Flexing and managing the 3 Ps with a WMS

Eric Carter
14 November, 22

The certainty that we all enjoyed in 2019 is long gone and these days, the only certainty we have right now is constant change. Everything is continually changing. It could be changes needed in the warehouse because there are not enough operatives on the ground, a change in processes because high business rate charges negatively impact selling strategies, or because you are having to manage the impacts of a fluctuating supply of raw materials.

All these issues point to the need for agility, being able to respond to ever changing trends and flex your workforce when needed. Here are three ways a Warehouse Management System (WMS) solution can help your business to achieve the extreme flexibility needed to cope with today’s changeable business environment.

Flexible warehouse layouts

We are all familiar with the concept of zone picking and having high throughput lines located throughout the warehouse for sales winners. Certain products need to be stored in convenient locations to be easily accessible. This does not just involve having them in an area nearest to the loading bay, but pinpointing the exact place that high volume items should be stored to minimise the physical impact on pickers and be easily accessible. Where should stock be positioned to make best use of operators and reduce the amount of wear and tear on their bodies during a busy day? Apparel warehouses provide a good example to illustrate this point. You might employ a racking infrastructure with various height levels and the best place to store a fast moving is at waist height, to avoid a picker having to bend down each time.

A WMS helps achieve this level of fine tuning by providing data to report against lines and picking locations that see the most traffic. Using data captured, it’s possible to generate a heat map of the warehouse to display busy zones and provide a detailed overview of volumes picked from each location. It’s then easy to generate the best possible pick walk sequences. In seasonal industries, heat maps will need to be reviewed every quarter at a minimum, to remain as efficient as possible.

Help to manage staffing issues

Warehouses that monitor productivity levels have been criticised in the past for being intrusive, but this is not necessarily a bad thing. In almost every workplace, people have targets and are monitored on performance, why should it be any different in the warehouse? Built into a WMS is an audit trail feature, which allows management to home in on worker performance trends, like a common source of picking errors, or a high incidence of non conformance with pre-defined rules. For example, WMS software could instruct an operator to go to a particular location and put a particular pallet away. The operator might decide not to follow the recommended instruction and use another location, but would have to override the system to complete the transaction. If that happens too frequently it could cause other problems but because the WMS captures the history of every operation, it is easy to investigate these exceptions and ensure the repeat behaviour does not adversely affect performance levels.
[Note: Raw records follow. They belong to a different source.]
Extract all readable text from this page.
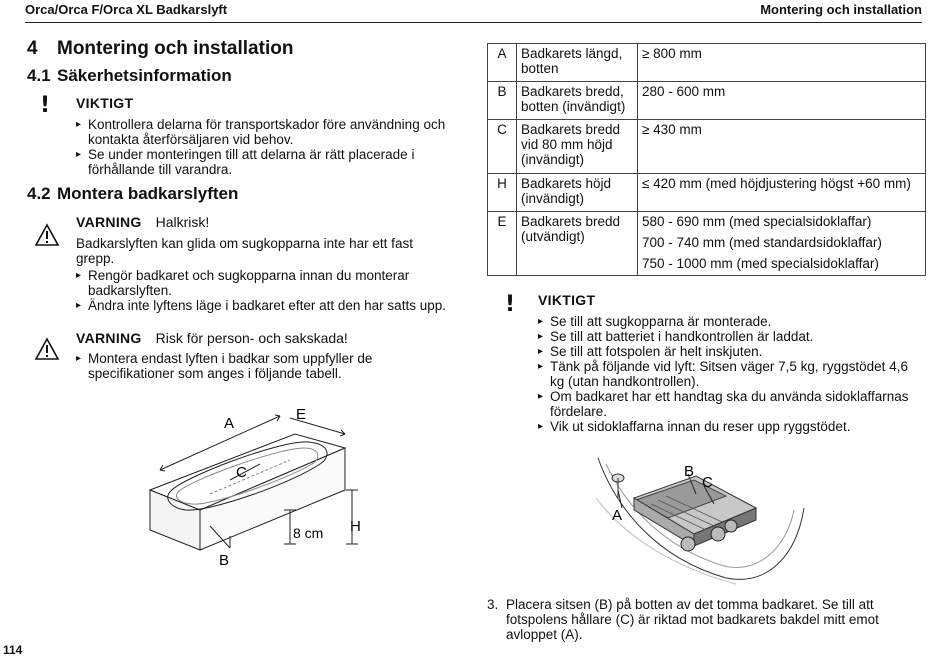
Orca/Orca F/Orca XL Badkarslyft	Montering och installation
4 Montering och installation
4.1 Säkerhetsinformation
! VIKTIGT
▸ Kontrollera delarna för transportskador före användning och kontakta återförsäljaren vid behov.
▸ Se under monteringen till att delarna är rätt placerade i förhållande till varandra.
4.2 Montera badkarslyften
VARNING Halkrisk!
Badkarslyften kan glida om sugkopparna inte har ett fast grepp.
▸ Rengör badkaret och sugkopparna innan du monterar badkarslyften.
▸ Ändra inte lyftens läge i badkaret efter att den har satts upp.
VARNING Risk för person- och sakskada!
▸ Montera endast lyften i badkar som uppfyller de specifikationer som anges i följande tabell.
A
E
C
H
8 cm
B
A	Badkarets längd, botten	≥ 800 mm

B	Badkarets bredd, botten (invändigt)	280 - 600 mm

C	Badkarets bredd vid 80 mm höjd (invändigt)	≥ 430 mm

H	Badkarets höjd (invändigt)	≤ 420 mm (med höjdjustering högst +60 mm)

E	Badkarets bredd (utvändigt)	580 - 690 mm (med specialsidoklaffar)
700 - 740 mm (med standardsidoklaffar)
750 - 1000 mm (med specialsidoklaffar)
! VIKTIGT
▸ Se till att sugkopparna är monterade.
▸ Se till att batteriet i handkontrollen är laddat.
▸ Se till att fotspolen är helt inskjuten.
▸ Tänk på följande vid lyft: Sitsen väger 7,5 kg, ryggstödet 4,6 kg (utan handkontrollen).
▸ Om badkaret har ett handtag ska du använda sidoklaffarnas fördelare.
▸ Vik ut sidoklaffarna innan du reser upp ryggstödet.
B
C
A
3. Placera sitsen (B) på botten av det tomma badkaret. Se till att fotspolens hållare (C) är riktad mot badkarets bakdel mitt emot avloppet (A).
114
Another way a WMS helps manage staffing efficiency is the ease of onboarding new team members in your warehouse. With a WMS it can typically take just 30 minutes for a new starter to be fully functional and because WMS software guides them through tasks, newcomers only really need a rudimentary understanding of how a warehouse functions. Linked to this, the in-built reporting means that anyone needing top up training is easily spotted according to their error frequency levels. Mistakes happen in every warehouse and using the WMS database, it is possible to identify errors before shipments leave the 4 walls.

Multitude of stock management benefits

A WMS can also help flex when it comes to stock management, which is perhaps one of the most important benefits. Businesses make key decisions based on the accuracy of inventory figures and by automatically capturing every stock movement in real time, WMS users have robust inventory numbers that fully support decision making, whether it is by customer service or procurement departments.

Another stock management advantage arises from being able to store up to 30% more stock within the same total area, thanks to WMS software’s dynamic slotting capabilities. This identifies any surplus space within available locations and records where stock is left, to be collected as needed. Implementing a warehouse management system actually conserves space to such a high degree that it’s possible to sweat property assets for longer, resulting in lower capex and reduced business risk.

A WMS provides a detailed history of everything that took place in a warehouse – last week, last month, last season – to support decision making processes. It will document busy and slack times in detail allowing management to extrapolate trends and plan workload based on past performance and future growth expectations. A WMS can also provide an early warning of pinch points in the process, based on advance shipment notifications and expected delivery volumes. This means operatives can be fully prepared for large orders and can free up space accordingly. The detailed audit trail is an advantage and pre-requisite for food industry businesses who want to supply leading brands – supermarkets, hospitality businesses and other manufacturers. These types of customers expect excellence and require detailed reporting at very short notice – impossible to achieve using just paper based auditing.

Overall using a WMS helps to transform how the three key aspects of running a business warehouse – the 3 Ps – can be managed. People, products and processes. Consider that managing a warehouse is like baking a cake and a tasty cake is made up of three core elements, all in the right proportions. According to this analogy, a WMS is equivalent to having an advanced, programable cake mixer that brings everything together and records exactly what happened and when, with a watertight audit trail.